Kylian thought about that, but something did not sound right. He remembered Luc saying that the symbiotic relationship between the UEN and the CoC was win-win, albeit a bigger win for the UEN and a smaller win for the CoC.

“But didn’t the members of the CoC benefit from the presence of the Transportals? Didn’t they want them, too?” He challenged Solene’s logic with Luc’s.

“Yes, some countries tolerate the Transportals better than others. For some, the presence of a Transportal has been an economic boon creating more jobs and economic growth, but everywhere we have a Transportal, it’s a stark reminder to the people of the CoC just how wide the divide is between us, the technology haves, and them, the technology have-nots.

“When they see that we have the ability to teleport objects over the hundreds or thousands of miles nearly instantly by using the Transportals, it is a daily reminder of just how powerful and technologically advanced we are compared to them. And that breeds resentment among the people of the CoC when they see such awesome technology that we have, but that they are not benefiting from because we’re withholding all of our advanced technology, including the ones that could help them improve their lives.”

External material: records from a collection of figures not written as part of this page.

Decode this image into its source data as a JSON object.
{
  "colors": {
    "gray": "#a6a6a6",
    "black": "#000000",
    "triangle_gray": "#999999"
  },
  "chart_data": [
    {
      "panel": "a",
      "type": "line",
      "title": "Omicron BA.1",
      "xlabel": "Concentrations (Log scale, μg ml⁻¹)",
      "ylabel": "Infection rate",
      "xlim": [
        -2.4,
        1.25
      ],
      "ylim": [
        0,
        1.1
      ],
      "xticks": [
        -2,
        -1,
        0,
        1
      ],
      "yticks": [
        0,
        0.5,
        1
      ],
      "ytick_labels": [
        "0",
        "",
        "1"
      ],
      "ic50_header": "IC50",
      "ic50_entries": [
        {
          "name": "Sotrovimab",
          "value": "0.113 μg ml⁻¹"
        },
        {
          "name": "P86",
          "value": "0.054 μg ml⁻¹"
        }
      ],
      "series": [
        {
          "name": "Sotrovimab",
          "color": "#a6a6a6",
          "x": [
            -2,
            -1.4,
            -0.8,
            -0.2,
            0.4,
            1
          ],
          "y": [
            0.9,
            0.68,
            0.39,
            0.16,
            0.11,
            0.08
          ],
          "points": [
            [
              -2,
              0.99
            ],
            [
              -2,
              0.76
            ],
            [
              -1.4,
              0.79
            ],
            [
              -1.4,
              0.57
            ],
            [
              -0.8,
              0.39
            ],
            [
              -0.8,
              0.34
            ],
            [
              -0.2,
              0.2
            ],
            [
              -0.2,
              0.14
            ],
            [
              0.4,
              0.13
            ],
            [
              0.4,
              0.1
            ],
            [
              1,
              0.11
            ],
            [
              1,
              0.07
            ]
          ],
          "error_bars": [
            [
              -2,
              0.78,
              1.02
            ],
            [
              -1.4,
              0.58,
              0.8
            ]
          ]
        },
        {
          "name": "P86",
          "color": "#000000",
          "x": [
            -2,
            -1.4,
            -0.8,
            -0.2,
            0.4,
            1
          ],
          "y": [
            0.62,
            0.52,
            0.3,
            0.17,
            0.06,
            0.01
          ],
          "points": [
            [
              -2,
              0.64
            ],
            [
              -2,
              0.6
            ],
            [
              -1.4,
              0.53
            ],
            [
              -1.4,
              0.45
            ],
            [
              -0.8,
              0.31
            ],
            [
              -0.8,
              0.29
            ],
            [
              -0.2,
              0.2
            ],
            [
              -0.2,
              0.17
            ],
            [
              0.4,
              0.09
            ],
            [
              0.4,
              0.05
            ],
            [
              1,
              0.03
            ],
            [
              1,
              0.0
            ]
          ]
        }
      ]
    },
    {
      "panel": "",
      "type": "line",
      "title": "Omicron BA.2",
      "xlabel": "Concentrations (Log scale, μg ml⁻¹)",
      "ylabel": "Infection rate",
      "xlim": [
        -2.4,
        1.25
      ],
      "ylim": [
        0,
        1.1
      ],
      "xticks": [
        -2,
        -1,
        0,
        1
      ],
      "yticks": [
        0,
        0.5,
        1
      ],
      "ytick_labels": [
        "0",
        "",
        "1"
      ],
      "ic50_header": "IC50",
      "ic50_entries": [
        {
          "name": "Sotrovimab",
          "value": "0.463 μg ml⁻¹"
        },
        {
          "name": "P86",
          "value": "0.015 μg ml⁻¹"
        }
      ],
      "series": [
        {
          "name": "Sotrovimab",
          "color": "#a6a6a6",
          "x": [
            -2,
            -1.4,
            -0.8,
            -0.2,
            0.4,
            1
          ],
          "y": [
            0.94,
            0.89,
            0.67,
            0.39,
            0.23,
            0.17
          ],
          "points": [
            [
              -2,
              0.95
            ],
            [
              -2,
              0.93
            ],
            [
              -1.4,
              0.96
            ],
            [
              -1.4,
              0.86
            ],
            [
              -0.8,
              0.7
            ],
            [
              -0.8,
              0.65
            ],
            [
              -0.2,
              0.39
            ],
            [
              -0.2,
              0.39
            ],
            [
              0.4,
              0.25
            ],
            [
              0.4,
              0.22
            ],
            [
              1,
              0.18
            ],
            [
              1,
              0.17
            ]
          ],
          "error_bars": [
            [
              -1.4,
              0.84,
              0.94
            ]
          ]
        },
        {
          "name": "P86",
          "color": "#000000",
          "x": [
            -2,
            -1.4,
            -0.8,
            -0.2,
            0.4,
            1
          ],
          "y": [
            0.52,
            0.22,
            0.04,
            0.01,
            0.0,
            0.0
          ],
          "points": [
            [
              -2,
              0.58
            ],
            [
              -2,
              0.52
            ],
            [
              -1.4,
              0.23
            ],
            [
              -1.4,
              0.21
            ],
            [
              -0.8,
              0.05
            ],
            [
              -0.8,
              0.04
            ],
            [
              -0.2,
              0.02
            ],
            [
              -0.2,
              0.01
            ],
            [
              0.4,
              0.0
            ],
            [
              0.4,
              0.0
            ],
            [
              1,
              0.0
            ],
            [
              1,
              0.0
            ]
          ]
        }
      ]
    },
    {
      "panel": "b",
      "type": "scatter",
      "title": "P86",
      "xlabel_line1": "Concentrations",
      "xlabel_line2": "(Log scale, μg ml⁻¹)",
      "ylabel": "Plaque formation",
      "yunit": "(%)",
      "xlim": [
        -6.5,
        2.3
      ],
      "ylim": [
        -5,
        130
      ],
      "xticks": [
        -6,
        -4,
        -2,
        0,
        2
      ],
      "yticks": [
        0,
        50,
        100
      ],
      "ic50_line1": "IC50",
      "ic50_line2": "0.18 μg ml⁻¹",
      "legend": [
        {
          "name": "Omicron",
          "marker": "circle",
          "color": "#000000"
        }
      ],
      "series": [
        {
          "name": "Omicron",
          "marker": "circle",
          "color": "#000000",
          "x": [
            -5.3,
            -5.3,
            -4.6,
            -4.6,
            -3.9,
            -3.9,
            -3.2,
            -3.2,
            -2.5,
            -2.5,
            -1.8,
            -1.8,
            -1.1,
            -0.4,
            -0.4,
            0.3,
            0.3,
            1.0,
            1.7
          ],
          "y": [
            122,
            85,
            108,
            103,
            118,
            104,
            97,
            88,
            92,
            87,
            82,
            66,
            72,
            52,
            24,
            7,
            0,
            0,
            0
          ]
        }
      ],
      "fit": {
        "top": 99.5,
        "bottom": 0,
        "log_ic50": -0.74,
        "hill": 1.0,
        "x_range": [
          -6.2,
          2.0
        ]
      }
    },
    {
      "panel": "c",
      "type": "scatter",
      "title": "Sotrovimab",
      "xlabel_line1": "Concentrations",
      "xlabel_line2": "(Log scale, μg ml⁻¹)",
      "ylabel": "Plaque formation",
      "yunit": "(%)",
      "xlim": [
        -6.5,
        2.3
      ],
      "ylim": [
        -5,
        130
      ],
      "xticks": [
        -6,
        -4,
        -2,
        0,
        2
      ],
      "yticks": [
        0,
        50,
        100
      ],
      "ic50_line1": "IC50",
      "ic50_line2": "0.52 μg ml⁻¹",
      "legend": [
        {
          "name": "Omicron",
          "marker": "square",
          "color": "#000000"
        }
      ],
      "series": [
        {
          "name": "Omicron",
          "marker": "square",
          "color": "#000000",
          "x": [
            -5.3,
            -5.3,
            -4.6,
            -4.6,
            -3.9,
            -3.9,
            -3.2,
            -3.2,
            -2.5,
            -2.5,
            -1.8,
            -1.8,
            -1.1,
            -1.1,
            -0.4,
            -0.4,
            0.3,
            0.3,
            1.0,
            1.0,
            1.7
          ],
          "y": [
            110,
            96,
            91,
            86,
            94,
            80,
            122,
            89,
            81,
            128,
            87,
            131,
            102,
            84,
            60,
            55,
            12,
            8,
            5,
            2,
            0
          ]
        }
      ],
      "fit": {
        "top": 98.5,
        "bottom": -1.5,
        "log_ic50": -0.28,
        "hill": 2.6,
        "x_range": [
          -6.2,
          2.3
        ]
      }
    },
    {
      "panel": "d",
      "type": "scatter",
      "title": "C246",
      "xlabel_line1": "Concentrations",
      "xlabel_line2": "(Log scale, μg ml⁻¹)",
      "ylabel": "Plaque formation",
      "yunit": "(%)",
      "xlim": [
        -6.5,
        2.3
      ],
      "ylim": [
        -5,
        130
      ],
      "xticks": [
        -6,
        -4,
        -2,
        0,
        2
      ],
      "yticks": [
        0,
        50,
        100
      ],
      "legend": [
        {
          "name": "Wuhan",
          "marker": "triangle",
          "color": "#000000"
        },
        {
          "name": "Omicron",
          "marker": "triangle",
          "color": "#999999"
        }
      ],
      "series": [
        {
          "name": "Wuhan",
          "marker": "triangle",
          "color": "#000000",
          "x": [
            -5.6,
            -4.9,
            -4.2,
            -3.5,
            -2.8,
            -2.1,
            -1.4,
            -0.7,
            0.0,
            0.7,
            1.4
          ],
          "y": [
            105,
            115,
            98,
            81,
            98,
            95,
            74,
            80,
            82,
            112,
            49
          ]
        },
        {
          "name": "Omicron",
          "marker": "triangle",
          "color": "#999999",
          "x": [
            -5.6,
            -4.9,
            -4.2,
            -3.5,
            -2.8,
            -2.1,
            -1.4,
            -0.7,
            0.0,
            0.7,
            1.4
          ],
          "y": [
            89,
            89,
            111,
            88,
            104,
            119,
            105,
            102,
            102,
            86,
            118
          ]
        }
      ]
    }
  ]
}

“When you put it like that, I can see how this technology divide could be a problem,” admitted Kylian.

“When you know the truth, it can not only be eye-opening, but it can be life-changing.” The other protestors surrounding Solene all nodded their heads. They had all been changed by the truth. “That’s why we students have organized these protests to speak out against the Ruling Party’s policies of information suppression which prevents citizens like us from knowing the full facts of what’s happening in the world.”

Up until this moment, Kylian had only thought of himself as a simple scientist working on advancing the technology of teleportation. Solene’s explanation of the world opened his eyes to the consequences of this technology and how his work on it might be fueling inequity and division in the world and possibly raising military tensions between the superpower UEN against the rest of the world. Was this the right thing to be doing?

It was a lot for him to think about.